Selama berbulan-bulan setelah kelulusan, Sinta sudah mengajukan banyak lamaran ke beberapa perusahaan. Tapi sampai awal 2020 belum juga ada panggilan wawancara. Sembari menunggu panggilan, Sinta juga menggunakan kemampuan menulisnya untuk membuat artikel dan mengirimkannya ke beberapa media. Satu, dua diterima dan dia mendapat honor barang seratus, dua ratus ribu dari tulisannya. Hanya cukup untuk jatah pulsa dan paket data setiap bulannya. Karena di usia-usia ini, meminta uang pada Ibu tidak lagi semudah saat dia masih bersekolah. Dan dari banyaknya tulisan yang dia ajukan, lebih banyak yang ditolak.
Sinta juga mengisi waktunya untuk belajar menulis sastra di platform kepenulisan online. Di sana dia mendapatkan cukup banyak pengikut, ratusan di awal prosesnya belajar. Cukup memberikan motivasi dan semangat di tengah kondisi masa depannya yang tidak bisa diprediksi.
Belum lagi, keberadaannya di rumah selama berbulan-bulan ini cukup menarik perhatian dari mulut tetangga.
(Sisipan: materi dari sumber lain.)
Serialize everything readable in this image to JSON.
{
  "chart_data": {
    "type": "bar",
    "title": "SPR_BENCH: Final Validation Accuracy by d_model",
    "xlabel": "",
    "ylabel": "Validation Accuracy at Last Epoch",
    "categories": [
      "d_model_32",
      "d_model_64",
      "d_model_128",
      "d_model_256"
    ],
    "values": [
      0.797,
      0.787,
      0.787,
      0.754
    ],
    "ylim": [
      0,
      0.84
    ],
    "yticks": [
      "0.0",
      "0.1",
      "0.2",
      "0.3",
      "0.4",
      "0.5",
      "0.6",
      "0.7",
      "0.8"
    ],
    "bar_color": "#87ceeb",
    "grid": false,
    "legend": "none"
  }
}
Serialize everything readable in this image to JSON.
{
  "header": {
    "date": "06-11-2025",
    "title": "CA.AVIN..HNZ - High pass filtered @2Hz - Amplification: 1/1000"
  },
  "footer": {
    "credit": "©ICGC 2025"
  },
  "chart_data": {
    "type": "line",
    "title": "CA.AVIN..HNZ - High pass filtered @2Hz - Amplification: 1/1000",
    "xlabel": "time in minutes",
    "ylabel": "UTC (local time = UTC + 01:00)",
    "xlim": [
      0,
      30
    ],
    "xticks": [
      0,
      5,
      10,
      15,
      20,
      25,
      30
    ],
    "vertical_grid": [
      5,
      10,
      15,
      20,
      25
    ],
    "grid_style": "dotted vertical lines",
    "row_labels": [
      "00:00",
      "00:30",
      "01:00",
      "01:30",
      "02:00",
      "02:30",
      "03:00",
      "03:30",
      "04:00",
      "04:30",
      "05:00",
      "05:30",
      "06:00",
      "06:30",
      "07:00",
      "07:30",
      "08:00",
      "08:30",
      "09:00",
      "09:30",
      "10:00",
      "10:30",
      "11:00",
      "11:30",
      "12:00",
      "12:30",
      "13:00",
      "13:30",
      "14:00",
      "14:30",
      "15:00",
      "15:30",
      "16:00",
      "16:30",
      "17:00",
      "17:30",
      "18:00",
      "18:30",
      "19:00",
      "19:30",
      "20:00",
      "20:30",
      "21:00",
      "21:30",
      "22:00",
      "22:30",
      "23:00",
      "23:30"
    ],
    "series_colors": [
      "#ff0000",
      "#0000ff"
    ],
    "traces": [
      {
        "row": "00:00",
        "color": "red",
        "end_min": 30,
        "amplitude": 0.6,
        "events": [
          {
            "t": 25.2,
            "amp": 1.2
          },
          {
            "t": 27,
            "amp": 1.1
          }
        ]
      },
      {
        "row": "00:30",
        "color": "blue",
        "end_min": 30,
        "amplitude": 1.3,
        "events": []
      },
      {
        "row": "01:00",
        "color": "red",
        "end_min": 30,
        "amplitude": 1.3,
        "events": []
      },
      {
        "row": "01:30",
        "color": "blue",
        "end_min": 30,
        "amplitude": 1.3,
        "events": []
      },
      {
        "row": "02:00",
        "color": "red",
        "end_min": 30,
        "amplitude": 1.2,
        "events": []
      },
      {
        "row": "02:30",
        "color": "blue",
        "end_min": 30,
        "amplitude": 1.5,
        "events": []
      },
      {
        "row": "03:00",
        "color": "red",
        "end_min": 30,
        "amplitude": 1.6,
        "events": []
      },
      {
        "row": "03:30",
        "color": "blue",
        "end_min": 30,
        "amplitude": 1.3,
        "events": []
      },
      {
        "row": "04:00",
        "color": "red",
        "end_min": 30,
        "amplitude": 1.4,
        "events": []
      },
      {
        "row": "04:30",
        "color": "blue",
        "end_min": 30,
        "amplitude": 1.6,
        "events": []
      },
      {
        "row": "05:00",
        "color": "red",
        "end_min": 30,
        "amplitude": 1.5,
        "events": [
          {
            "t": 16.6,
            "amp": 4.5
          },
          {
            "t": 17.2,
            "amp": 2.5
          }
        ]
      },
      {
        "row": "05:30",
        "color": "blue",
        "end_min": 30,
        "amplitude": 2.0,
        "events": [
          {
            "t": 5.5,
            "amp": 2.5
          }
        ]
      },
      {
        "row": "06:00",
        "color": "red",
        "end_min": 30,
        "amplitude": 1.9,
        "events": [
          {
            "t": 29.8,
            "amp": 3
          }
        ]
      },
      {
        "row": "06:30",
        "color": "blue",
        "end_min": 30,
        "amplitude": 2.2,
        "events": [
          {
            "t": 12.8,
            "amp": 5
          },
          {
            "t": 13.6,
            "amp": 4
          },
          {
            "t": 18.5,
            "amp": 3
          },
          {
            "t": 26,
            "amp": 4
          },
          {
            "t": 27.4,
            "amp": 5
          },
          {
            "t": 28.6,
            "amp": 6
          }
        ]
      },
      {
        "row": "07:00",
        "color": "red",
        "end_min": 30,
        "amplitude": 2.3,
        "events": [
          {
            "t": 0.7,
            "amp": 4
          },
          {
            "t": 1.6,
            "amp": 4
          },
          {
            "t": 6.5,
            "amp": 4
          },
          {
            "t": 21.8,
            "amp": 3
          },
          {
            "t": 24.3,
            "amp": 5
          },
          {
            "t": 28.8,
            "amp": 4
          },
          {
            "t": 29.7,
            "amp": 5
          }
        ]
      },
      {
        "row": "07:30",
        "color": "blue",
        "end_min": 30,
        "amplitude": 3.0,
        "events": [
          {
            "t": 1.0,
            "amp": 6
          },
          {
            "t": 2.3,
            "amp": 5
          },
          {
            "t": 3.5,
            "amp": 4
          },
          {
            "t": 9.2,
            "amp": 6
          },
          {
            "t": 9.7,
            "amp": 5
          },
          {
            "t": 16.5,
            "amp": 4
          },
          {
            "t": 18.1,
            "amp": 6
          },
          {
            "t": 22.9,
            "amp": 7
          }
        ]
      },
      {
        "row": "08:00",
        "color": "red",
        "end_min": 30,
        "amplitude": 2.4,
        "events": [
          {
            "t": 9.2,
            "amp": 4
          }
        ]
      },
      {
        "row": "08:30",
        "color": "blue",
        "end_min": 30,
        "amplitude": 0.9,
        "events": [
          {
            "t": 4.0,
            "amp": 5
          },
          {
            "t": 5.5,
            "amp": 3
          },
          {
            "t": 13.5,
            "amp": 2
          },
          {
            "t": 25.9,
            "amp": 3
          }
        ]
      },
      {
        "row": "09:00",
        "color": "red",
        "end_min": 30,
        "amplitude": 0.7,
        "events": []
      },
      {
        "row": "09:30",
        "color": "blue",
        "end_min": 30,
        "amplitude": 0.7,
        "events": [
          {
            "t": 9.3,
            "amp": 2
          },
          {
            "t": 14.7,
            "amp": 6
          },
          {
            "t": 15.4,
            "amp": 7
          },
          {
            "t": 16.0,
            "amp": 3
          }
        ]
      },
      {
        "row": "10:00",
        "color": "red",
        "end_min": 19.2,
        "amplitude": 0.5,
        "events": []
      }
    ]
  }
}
Mulai terdengar suara-suara sumbang yang cukup menyakiti.
“Padahal lulusan universitas bagus ya, tapi setelah lulus malah di rumah ndak langsung kerja.”
“Lagian anak perempuan memang baiknya ndak usah sekolah tinggi-tinggi. Sampai universitas ‘kan biayanya mahal. Ibunya kerja banting tulang buat biaya sekolah, eh giliran lulus malah ndak kerja-kerja.”
“Mbak Sinta gie kadohen mikire. Jarene pendidikan nggo masa depan, lah wong urip nang desa ya gari melu cara uripe wong desa. Bocah kene ya ora pada kuliah, ‘kan? Eh dheweke malah mbeda-mbedani. Wis kaya gue kuliahe ora kanggo wong nang umah bae.”
Itu sebagian yang terdengar. Sebagiannya lagi, Sinta tidak tahu. Dan mungkin lebih parah dari yang dia dengar.
Pun karena itu komentar dari orang lain, Sinta tidak begitu mengkhawatirkan, tidak terlalu dipikirkan. Karena baginya, tidak pernah ada yang bisa mengontrol mulut orang untuk berkomentar. Bagian kita hanya mengontrol emosi agar tidak terlanjur marah atau tersinggung mendengar suara-suara itu.
Hanya saja yang paling menyakitkan adalah komentar pedas dari Arya, kakak sulungnya sendiri. Beserta istrinya yang selalu berperan sebagai kompor rusak setiap kali Arya berkomentar pedas atas keberadaannya di rumah.